Craig McIntosh

Craig McIntosh

Aotearoa NZ maker, Craig McIntosh works not only with the weight of stone, but with the weight of Aotearoa New Zealand's stone carving history; self-aware in interrogating his place in it and asserting its contemporary relevance. 

McIntosh's stone carving approach combines a deep respect for geological and cultural histories with contemporary techniques. Grounded in traditional carving, he challenges the purely reductive method by integrating technology, composite fabrication and critical inquiry into an ongoing exploration of material, place and identity. A Pākehā maker, Craig engages ethically and sensitively with local stones like pakohe and basalt, questioning colonial traditions around land use and agriculture, while exploring how structural form, process and surface express memory, connection and meaning in jewellery and objects. 
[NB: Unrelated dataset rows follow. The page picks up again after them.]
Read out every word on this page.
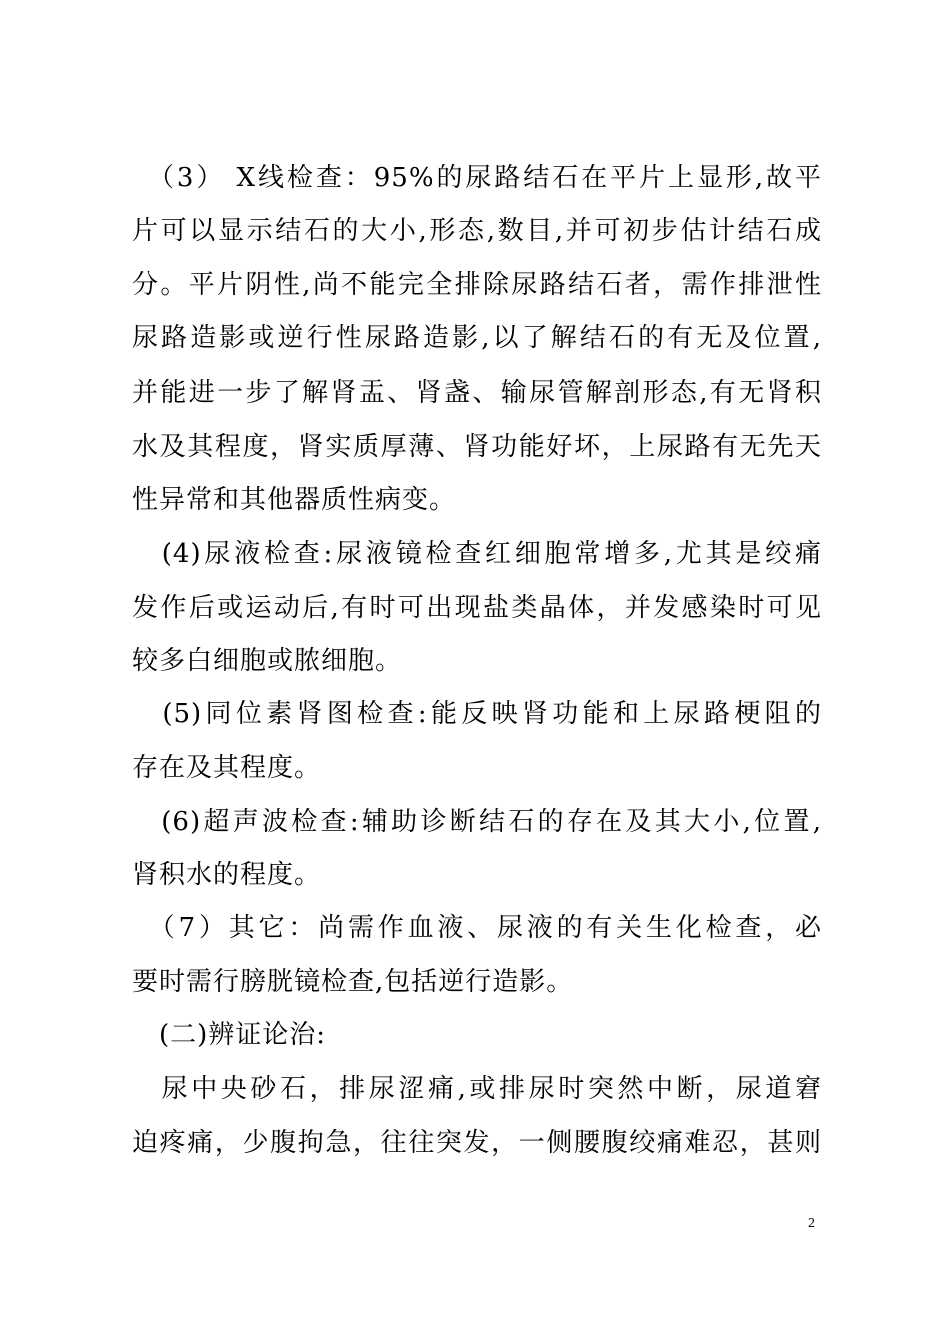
　（3） X线检查：95%的尿路结石在平片上显形,故平
片可以显示结石的大小,形态,数目,并可初步估计结石成
分。平片阴性,尚不能完全排除尿路结石者，需作排泄性
尿路造影或逆行性尿路造影,以了解结石的有无及位置,
并能进一步了解肾盂、肾盏、输尿管解剖形态,有无肾积
水及其程度，肾实质厚薄、肾功能好坏，上尿路有无先天
性异常和其他器质性病变。
　(4)尿液检查:尿液镜检查红细胞常增多,尤其是绞痛
发作后或运动后,有时可出现盐类晶体，并发感染时可见
较多白细胞或脓细胞。
　(5)同位素肾图检查:能反映肾功能和上尿路梗阻的
存在及其程度。
　(6)超声波检查:辅助诊断结石的存在及其大小,位置,
肾积水的程度。
　（7）其它：尚需作血液、尿液的有关生化检查，必
要时需行膀胱镜检查,包括逆行造影。
　(二)辨证论治:
　尿中央砂石，排尿涩痛,或排尿时突然中断，尿道窘
迫疼痛，少腹拘急，往往突发，一侧腰腹绞痛难忍，甚则
2
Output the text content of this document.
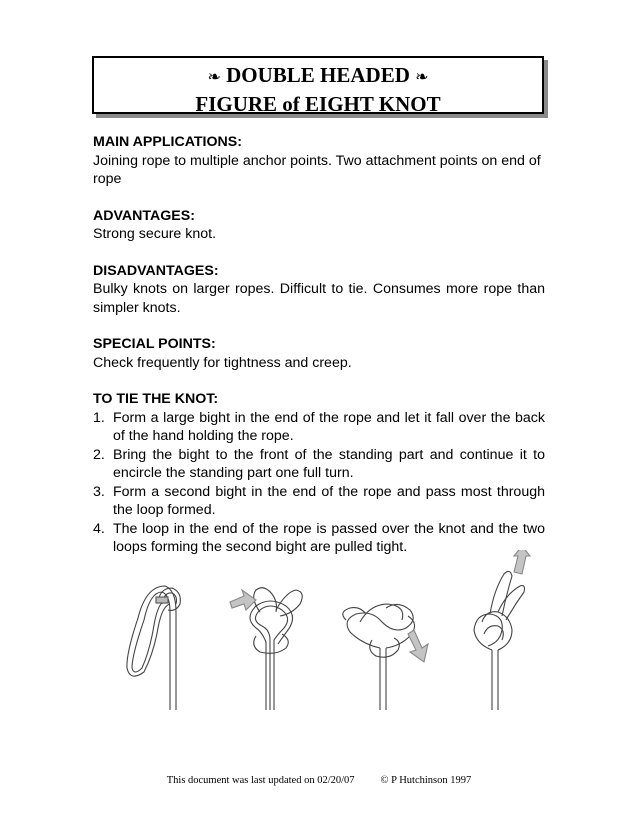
❧ DOUBLE HEADED ❧
FIGURE of EIGHT KNOT
MAIN APPLICATIONS:
Joining rope to multiple anchor points. Two attachment points on end of rope
ADVANTAGES:
Strong secure knot.
DISADVANTAGES:
Bulky knots on larger ropes. Difficult to tie. Consumes more rope than simpler knots.
SPECIAL POINTS:
Check frequently for tightness and creep.
TO TIE THE KNOT:
1. Form a large bight in the end of the rope and let it fall over the back of the hand holding the rope.
2. Bring the bight to the front of the standing part and continue it to encircle the standing part one full turn.
3. Form a second bight in the end of the rope and pass most through the loop formed.
4. The loop in the end of the rope is passed over the knot and the two loops forming the second bight are pulled tight.
This document was last updated on 02/20/07 © P Hutchinson 1997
Developed using a combination of reductive and composite techniques, McIntosh's pieces are detailed with mark-making reminiscent of earth or irrigation works that appear as if scoured, or scorched, into the surface of the stone. For McIntosh these works deal with the human framing of the landscape: in particular, the impact of colonial legal structures on indigenous livelihood and land use, and agricultural and extraction industries on the ancient bones of the land. As jewellery objects, these pieces are intended to activate an identification with very tangible, material histories, implicating both wearer and viewer in a responsive relationship to the present. McIntosh's work brings together geological perspectives with hand-wrought knowledge, a formal understanding of craft histories with knowledge gleaned from walking the land, to create an image of place, made of the place, that speaks clearly to its own moment in time.
 
Elle Louie August, curator, Objectspace, excerpted from her essay Craig McIntosh: Ground Work


Craig McIntosh

Growing up in Aotearoa New Zealand, Craig McIntosh was introduced to carving at an early age. He has exhibited extensively throughout New Zealand since 2000. From 2000-2004 Mcintosh took part in the annual Seibu Netsuke exhibitions in Tokyo Japan and in 2014, was included in the major ‘Wunderruma’ exhibition curated by Karl Fritsch and Warwick Freeman at the Schmuck exhibition in  Munich, and in the Dowse art museum, Lower Hutt, NZ. 
 
In 2013 Mcintosh completed a Master’s Degree in Fine Art in which the focus of his enquiry employed a reversal of the traditional reductive approach to stone carving. His thesis acknowledged and asserted the importance of technology in creating context and meaning and by developing his own methodology of fabrication and construction with stone in a jewellery context he questions the relevance and currency of existing stone carving traditions in Aotearoa, New Zealand. 
 
Since the completion of his Masters with distinction, McIntosh has continued to exhibit both nationally and internationally. In 2016 he was the inaugural recipient of” Dame Doreen Blumhardts Gift and in 2017, he produced the major solo exhibition “Groundwork” For Objectspace, Auckland New Zealand.